Days of intense bombing that could soon put the critical city of Aleppo back into the hands of Syrian President Assad’s forces. The USA says there could be no military solution to Syria. The Russians may be proving the United States wrong. There may be a military solution, one senior American official conceded Wednesday, “just not our solution,” but that of President Vladimir V. Putin of Russia.

The Russian military action has changed the shape of a conflict that had effectively been stalemated for years. Suddenly, Mr. Assad and his allies have momentum, and the United States-backed rebels are on the run. If a cease-fire is negotiated here, it will probably come at a moment when Mr.

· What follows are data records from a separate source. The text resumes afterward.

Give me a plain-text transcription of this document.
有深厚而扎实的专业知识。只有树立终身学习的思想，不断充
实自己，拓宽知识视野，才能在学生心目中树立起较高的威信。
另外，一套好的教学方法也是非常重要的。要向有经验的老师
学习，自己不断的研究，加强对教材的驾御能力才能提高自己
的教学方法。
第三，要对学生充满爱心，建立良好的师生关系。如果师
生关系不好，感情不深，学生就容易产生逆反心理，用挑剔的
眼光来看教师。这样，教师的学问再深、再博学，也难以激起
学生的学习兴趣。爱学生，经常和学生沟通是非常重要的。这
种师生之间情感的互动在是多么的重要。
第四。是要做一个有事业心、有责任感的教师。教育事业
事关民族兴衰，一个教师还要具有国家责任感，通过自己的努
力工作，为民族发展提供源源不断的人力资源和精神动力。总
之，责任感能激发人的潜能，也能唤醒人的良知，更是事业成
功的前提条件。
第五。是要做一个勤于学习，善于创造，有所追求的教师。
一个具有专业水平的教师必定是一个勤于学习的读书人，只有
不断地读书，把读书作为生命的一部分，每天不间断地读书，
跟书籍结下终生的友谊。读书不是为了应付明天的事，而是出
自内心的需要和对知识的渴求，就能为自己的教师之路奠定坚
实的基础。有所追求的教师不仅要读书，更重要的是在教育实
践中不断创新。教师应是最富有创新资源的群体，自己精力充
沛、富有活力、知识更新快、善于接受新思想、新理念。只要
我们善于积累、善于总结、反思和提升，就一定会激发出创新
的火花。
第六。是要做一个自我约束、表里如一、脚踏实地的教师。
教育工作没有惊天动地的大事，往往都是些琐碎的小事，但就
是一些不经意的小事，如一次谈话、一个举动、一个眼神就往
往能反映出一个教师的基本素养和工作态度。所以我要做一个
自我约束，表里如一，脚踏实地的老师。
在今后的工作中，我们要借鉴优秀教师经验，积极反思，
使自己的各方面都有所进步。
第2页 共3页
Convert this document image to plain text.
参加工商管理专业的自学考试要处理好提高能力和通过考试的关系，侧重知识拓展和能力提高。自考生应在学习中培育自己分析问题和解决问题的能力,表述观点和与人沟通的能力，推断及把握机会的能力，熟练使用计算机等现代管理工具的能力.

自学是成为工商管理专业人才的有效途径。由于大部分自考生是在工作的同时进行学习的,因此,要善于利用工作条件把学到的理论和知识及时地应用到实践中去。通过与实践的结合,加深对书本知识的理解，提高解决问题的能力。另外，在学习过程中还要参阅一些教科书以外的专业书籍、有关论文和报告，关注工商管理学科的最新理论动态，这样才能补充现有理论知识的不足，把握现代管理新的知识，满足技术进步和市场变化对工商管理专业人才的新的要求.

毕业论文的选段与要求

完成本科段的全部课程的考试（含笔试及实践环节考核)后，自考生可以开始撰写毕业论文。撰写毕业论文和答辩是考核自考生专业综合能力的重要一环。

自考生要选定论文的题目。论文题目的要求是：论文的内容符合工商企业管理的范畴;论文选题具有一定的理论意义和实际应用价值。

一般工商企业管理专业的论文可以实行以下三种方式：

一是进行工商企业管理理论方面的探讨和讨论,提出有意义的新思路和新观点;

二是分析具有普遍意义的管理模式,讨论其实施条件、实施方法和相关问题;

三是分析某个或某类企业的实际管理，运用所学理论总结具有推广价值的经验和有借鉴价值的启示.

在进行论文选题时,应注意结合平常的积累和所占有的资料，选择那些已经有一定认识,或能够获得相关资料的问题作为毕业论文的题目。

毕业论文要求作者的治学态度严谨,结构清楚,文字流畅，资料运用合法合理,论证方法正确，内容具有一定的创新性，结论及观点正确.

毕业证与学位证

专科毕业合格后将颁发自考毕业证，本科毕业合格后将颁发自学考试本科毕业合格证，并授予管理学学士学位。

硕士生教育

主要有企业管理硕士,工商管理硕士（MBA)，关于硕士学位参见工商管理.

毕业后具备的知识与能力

Assad holds more territory, and more sway, than since the outbreak of the uprisings in 2011.

Mr. Kerry enters the negotiations with very little leverage: The Russians have cut off many of the pathways the C.I.A. has been using for a not-very-secret effort to arm rebel groups, according to several current and former officials. Mr. Kerry’s supporters inside the administration say he has been increasingly frustrated by the low level of American military activity, which he views as essential to bolstering his negotiation effort.

At the core of the American strategic dilemma is that the Russian military adventure, which Mr. Obama dismissed last year as ill-thought-out muscle flexing, has been surprising effective in helping Mr. Assad reclaim the central cities he needs to hold power, at least in a rump-state version of Syria.

Battle maps from the Institute for the Study of War show, in fact, that it is: The Russians, with Iranian help on the ground, appear to be handing Mr. Assad enough key cities that his government can hang on.